At nearly 6-foot-1 and 218 pounds, he was clocked by Florence at 4.41 and 4.45 in the 40-yard dash. Had Florence asked, Dugger could also have shown him an eye-opening broad jump of 10 feet, 11 inches. Florence placed a draftable grade on him, and ever since a parade of scouting attention has blazed a rarely traveled path through Hickory. All 32 NFL clubs have stopped by Lenoir-Rhyne to evaluate the potential top-100 selection, many of them more than once, and with a combination of area and higher-level scouts. Nine NFL directors of college scouting had come through, along with four directors of player personnel, and one general manager (Marty Hurney of the Carolina Panthers). One scouting department from an AFC East team has been through Hickory five times.

You can’t teach his measurables and if he plays well today he may make it up into round 2.

he is a little short at 5’10" but everything written about him says he covers guys like glue. He can run a 4.3 according to one write-up. The NFL evaluators said he would be a day 3 pick or better. Definitely a day 2 based on everything written so far.

Lots of great prospects, we just need more picks.

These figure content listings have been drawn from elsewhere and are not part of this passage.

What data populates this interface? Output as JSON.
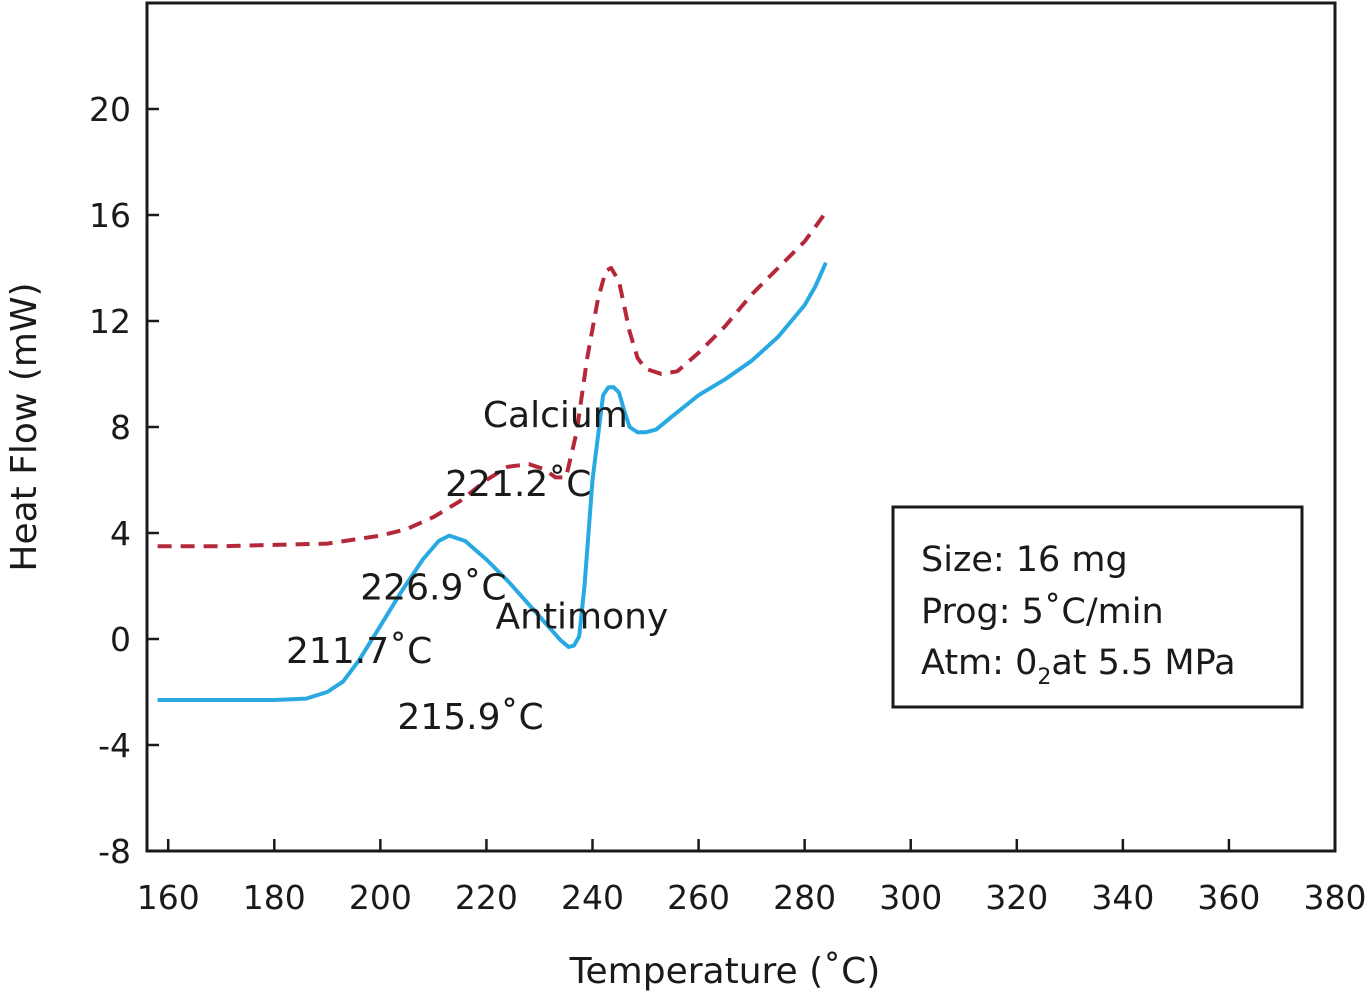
{
  "chart_data": {
    "type": "line",
    "xlabel": "Temperature (˚C)",
    "ylabel": "Heat Flow (mW)",
    "xlim": [
      156,
      380
    ],
    "ylim": [
      -8,
      24
    ],
    "xticks": [
      160,
      180,
      200,
      220,
      240,
      260,
      280,
      300,
      320,
      340,
      360,
      380
    ],
    "yticks": [
      -8,
      -4,
      0,
      4,
      8,
      12,
      16,
      20
    ],
    "grid": false,
    "series": [
      {
        "name": "Calcium",
        "color": "#b5283a",
        "style": "dashed",
        "x": [
          158,
          170,
          180,
          190,
          200,
          205,
          210,
          215,
          220,
          224,
          228,
          231,
          233,
          235,
          237,
          239,
          241,
          242.5,
          243.5,
          245,
          247,
          248.5,
          250,
          253,
          256,
          260,
          265,
          270,
          275,
          280,
          284
        ],
        "y": [
          3.5,
          3.5,
          3.55,
          3.6,
          3.9,
          4.15,
          4.6,
          5.2,
          6.0,
          6.5,
          6.6,
          6.4,
          6.1,
          6.1,
          7.8,
          10.6,
          12.8,
          13.9,
          14.0,
          13.5,
          11.6,
          10.6,
          10.2,
          10.0,
          10.1,
          10.8,
          11.8,
          13.0,
          14.0,
          15.0,
          16.1
        ]
      },
      {
        "name": "Antimony",
        "color": "#29a9e1",
        "style": "solid",
        "x": [
          158,
          170,
          180,
          186,
          190,
          193,
          196,
          200,
          204,
          208,
          211,
          213,
          216,
          220,
          224,
          228,
          232,
          234,
          235.5,
          236.5,
          237.5,
          238.5,
          240,
          242,
          243,
          244,
          245,
          246,
          247,
          248.5,
          250,
          252,
          255,
          260,
          265,
          270,
          275,
          280,
          282,
          284
        ],
        "y": [
          -2.3,
          -2.3,
          -2.3,
          -2.25,
          -2.0,
          -1.6,
          -0.8,
          0.5,
          1.8,
          3.0,
          3.7,
          3.9,
          3.7,
          3.0,
          2.2,
          1.3,
          0.4,
          -0.05,
          -0.3,
          -0.25,
          0.1,
          2.0,
          6.0,
          9.2,
          9.5,
          9.5,
          9.3,
          8.6,
          8.0,
          7.8,
          7.8,
          7.9,
          8.4,
          9.2,
          9.8,
          10.5,
          11.4,
          12.6,
          13.3,
          14.2
        ]
      }
    ],
    "annotations": [
      {
        "text": "Calcium",
        "x": 233,
        "y": 8
      },
      {
        "text": "221.2˚C",
        "x": 226,
        "y": 5.4
      },
      {
        "text": "226.9˚C",
        "x": 210,
        "y": 1.5
      },
      {
        "text": "211.7˚C",
        "x": 196,
        "y": -0.9
      },
      {
        "text": "215.9˚C",
        "x": 217,
        "y": -3.4
      },
      {
        "text": "Antimony",
        "x": 238,
        "y": 0.4
      }
    ],
    "info_box": {
      "lines": [
        {
          "text": "Size: 16 mg"
        },
        {
          "text": "Prog: 5˚C/min"
        },
        {
          "prefix": "Atm: 0",
          "sub": "2",
          "suffix": "at 5.5 MPa"
        }
      ]
    }
  }
}
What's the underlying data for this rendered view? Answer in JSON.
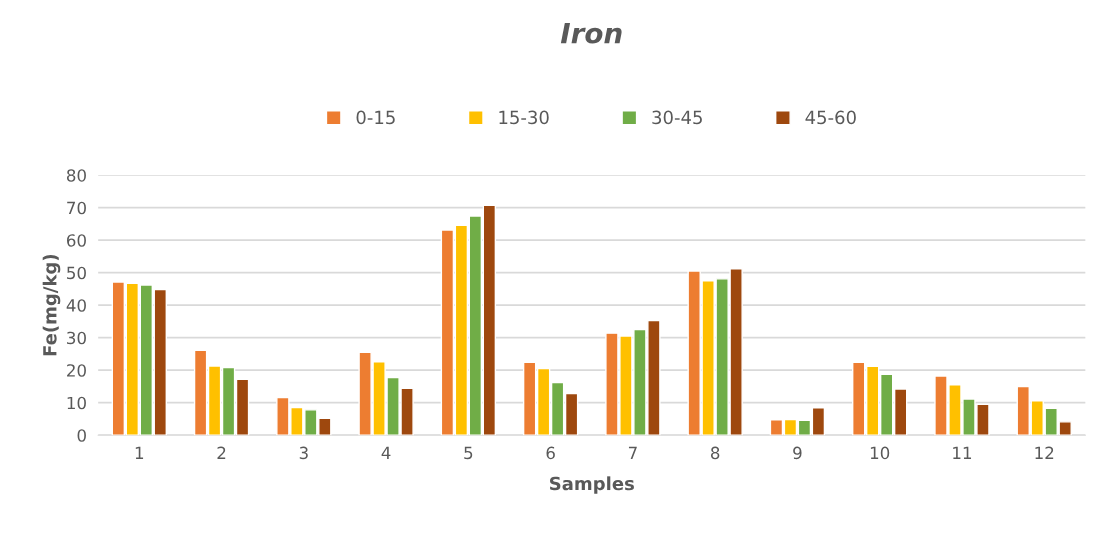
{
  "chart_data": {
    "type": "bar",
    "title": "Iron",
    "xlabel": "Samples",
    "ylabel": "Fe(mg/kg)",
    "categories": [
      "1",
      "2",
      "3",
      "4",
      "5",
      "6",
      "7",
      "8",
      "9",
      "10",
      "11",
      "12"
    ],
    "series": [
      {
        "name": "0-15",
        "color": "#ed7d31",
        "values": [
          47.1,
          26.1,
          11.6,
          25.5,
          63.1,
          22.4,
          31.4,
          50.5,
          4.7,
          22.4,
          18.2,
          15.0
        ]
      },
      {
        "name": "15-30",
        "color": "#ffc000",
        "values": [
          46.7,
          21.3,
          8.5,
          22.6,
          64.6,
          20.5,
          30.5,
          47.5,
          4.8,
          21.2,
          15.5,
          10.6
        ]
      },
      {
        "name": "30-45",
        "color": "#70ad47",
        "values": [
          46.2,
          20.8,
          7.8,
          17.7,
          67.4,
          16.2,
          32.5,
          48.1,
          4.6,
          18.7,
          11.1,
          8.3
        ]
      },
      {
        "name": "45-60",
        "color": "#9e480e",
        "values": [
          44.8,
          17.2,
          5.2,
          14.4,
          70.7,
          12.8,
          35.3,
          51.2,
          8.4,
          14.2,
          9.5,
          4.1
        ]
      }
    ],
    "ylim": [
      0,
      80
    ],
    "yticks": [
      0,
      10,
      20,
      30,
      40,
      50,
      60,
      70,
      80
    ],
    "grid": "y",
    "legend": "top"
  }
}
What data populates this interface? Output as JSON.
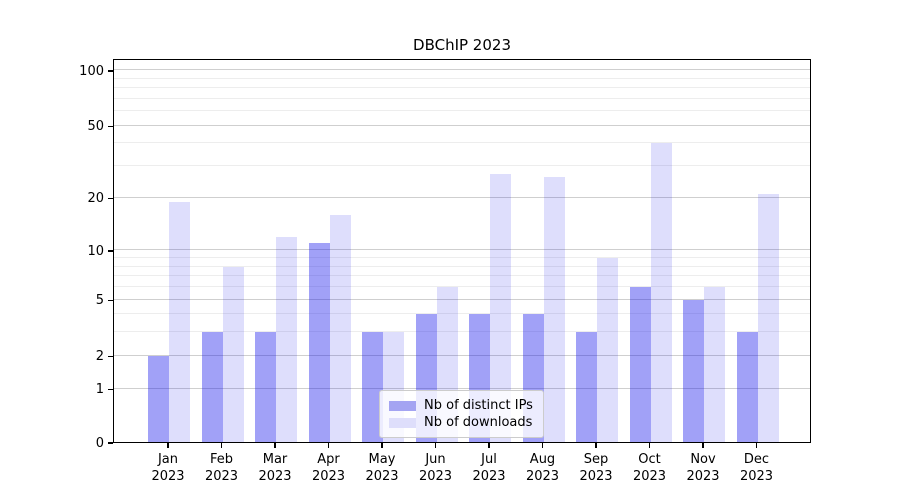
{
  "figure": {
    "title": "DBChIP 2023"
  },
  "chart_data": {
    "type": "bar",
    "title": "DBChIP 2023",
    "categories": [
      "Jan",
      "Feb",
      "Mar",
      "Apr",
      "May",
      "Jun",
      "Jul",
      "Aug",
      "Sep",
      "Oct",
      "Nov",
      "Dec"
    ],
    "x_year_label": "2023",
    "series": [
      {
        "name": "Nb of distinct IPs",
        "color": "#a4a4f2",
        "fill": "rgba(20,20,235,0.40)",
        "values": [
          2,
          3,
          3,
          11,
          3,
          4,
          4,
          4,
          3,
          6,
          5,
          3
        ]
      },
      {
        "name": "Nb of downloads",
        "color": "#dedefb",
        "fill": "rgba(20,20,235,0.14)",
        "values": [
          19,
          8,
          12,
          16,
          3,
          6,
          27,
          26,
          9,
          40,
          6,
          21
        ]
      }
    ],
    "yscale": "log1p",
    "ylim": [
      0,
      115
    ],
    "y_major_ticks": [
      0,
      1,
      2,
      5,
      10,
      20,
      50,
      100
    ],
    "y_minor_ticks": [
      3,
      4,
      6,
      7,
      8,
      9,
      30,
      40,
      60,
      70,
      80,
      90
    ],
    "grid": true,
    "legend_position": "lower-center",
    "grid_major_color": "#cfcfcf",
    "grid_minor_color": "#ededed",
    "axis_color": "#000000"
  }
}
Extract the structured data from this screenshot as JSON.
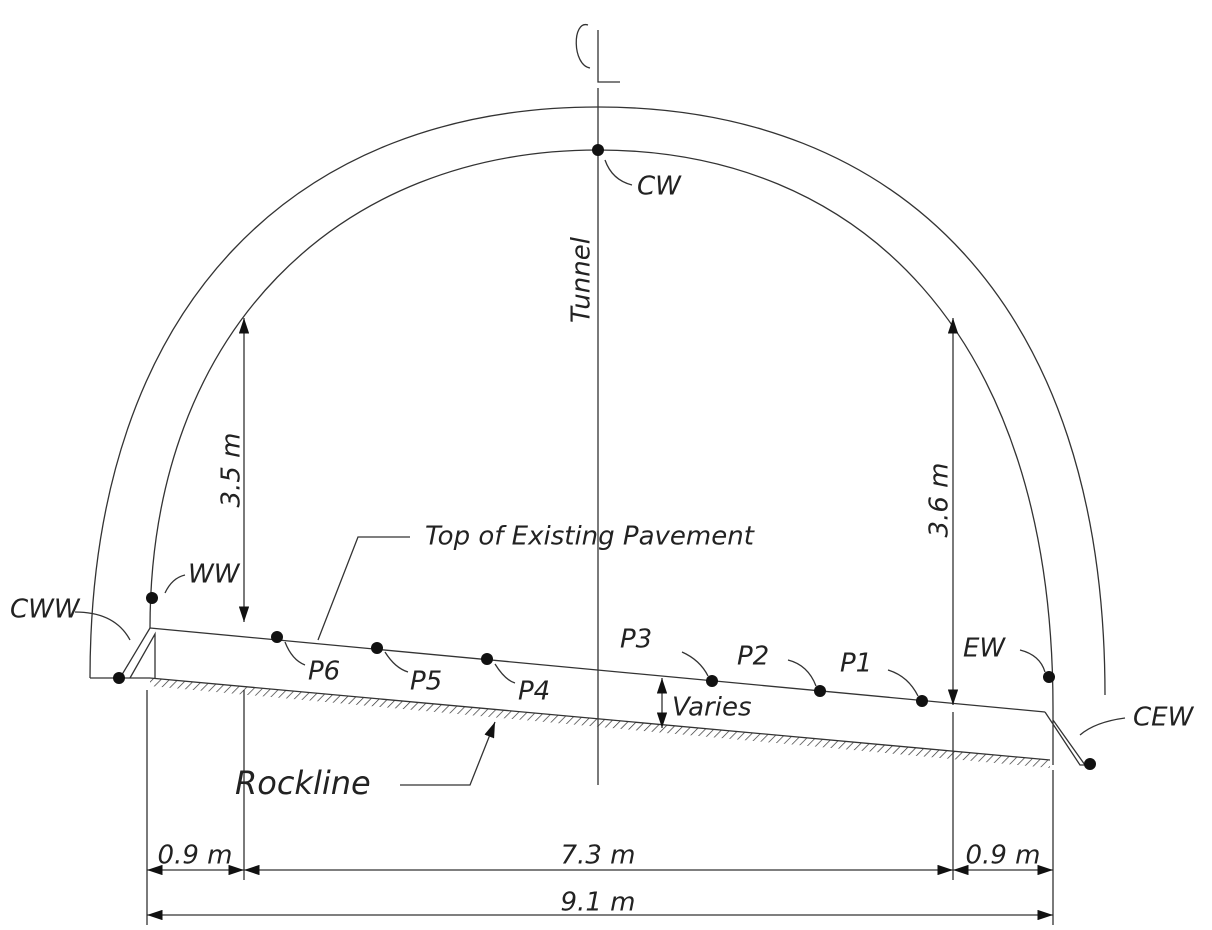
{
  "centerline_label": "Tunnel",
  "points": [
    {
      "label": "CW"
    },
    {
      "label": "WW"
    },
    {
      "label": "CWW"
    },
    {
      "label": "P6"
    },
    {
      "label": "P5"
    },
    {
      "label": "P4"
    },
    {
      "label": "P3"
    },
    {
      "label": "P2"
    },
    {
      "label": "P1"
    },
    {
      "label": "EW"
    },
    {
      "label": "CEW"
    }
  ],
  "annotations": {
    "pavement": "Top of Existing Pavement",
    "rock": "Rockline",
    "varies": "Varies"
  },
  "dimensions": {
    "left_height": "3.5 m",
    "right_height": "3.6 m",
    "left_offset": "0.9 m",
    "middle_width": "7.3 m",
    "right_offset": "0.9 m",
    "total_width": "9.1 m"
  }
}
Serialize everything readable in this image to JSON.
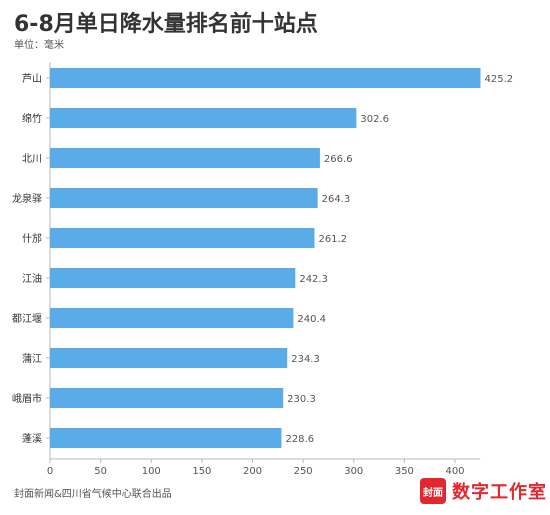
{
  "title": "6-8月单日降水量排名前十站点",
  "unit_label": "单位：毫米",
  "source": "封面新闻&四川省气候中心联合出品",
  "brand": {
    "logo_text": "封面",
    "name": "数字工作室"
  },
  "colors": {
    "bar": "#5aace8",
    "brand": "#e2282f"
  },
  "chart_data": {
    "type": "bar",
    "orientation": "horizontal",
    "categories": [
      "芦山",
      "绵竹",
      "北川",
      "龙泉驿",
      "什邡",
      "江油",
      "都江堰",
      "蒲江",
      "峨眉市",
      "蓬溪"
    ],
    "values": [
      425.2,
      302.6,
      266.6,
      264.3,
      261.2,
      242.3,
      240.4,
      234.3,
      230.3,
      228.6
    ],
    "value_labels": [
      "425.2",
      "302.6",
      "266.6",
      "264.3",
      "261.2",
      "242.3",
      "240.4",
      "234.3",
      "230.3",
      "228.6"
    ],
    "xlim": [
      0,
      420
    ],
    "xticks": [
      "0",
      "50",
      "100",
      "150",
      "200",
      "250",
      "300",
      "350",
      "400"
    ],
    "grid": false
  }
}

Also read Holmes has played FS and excelled. Maybe a 5th round replacement for Diggs.

Darnay Holmes, CB/S, UCLA
The best defensive back at Senior Bowl was Darnay Holmes, in this draft analyst’s opinion. All three practices saw Holmes make plays in coverage, showing the ability to prevent separation and play the ball. He had a beautiful break up on a pass from Jalen Hurts for Collin Johnson in the middle of the field on Thursday. Holmes had a diving play to slap it away and came close to making the catch for an interception. Holmes looks like a nice defensive back who could play some nickel corner, free safety and outside corner. That versatility could lead to him being a riser in the draft process.

We don’t need to be taking any players from some Quebec school.

What’s that? Lenoir Rhyne is in … North Carolina?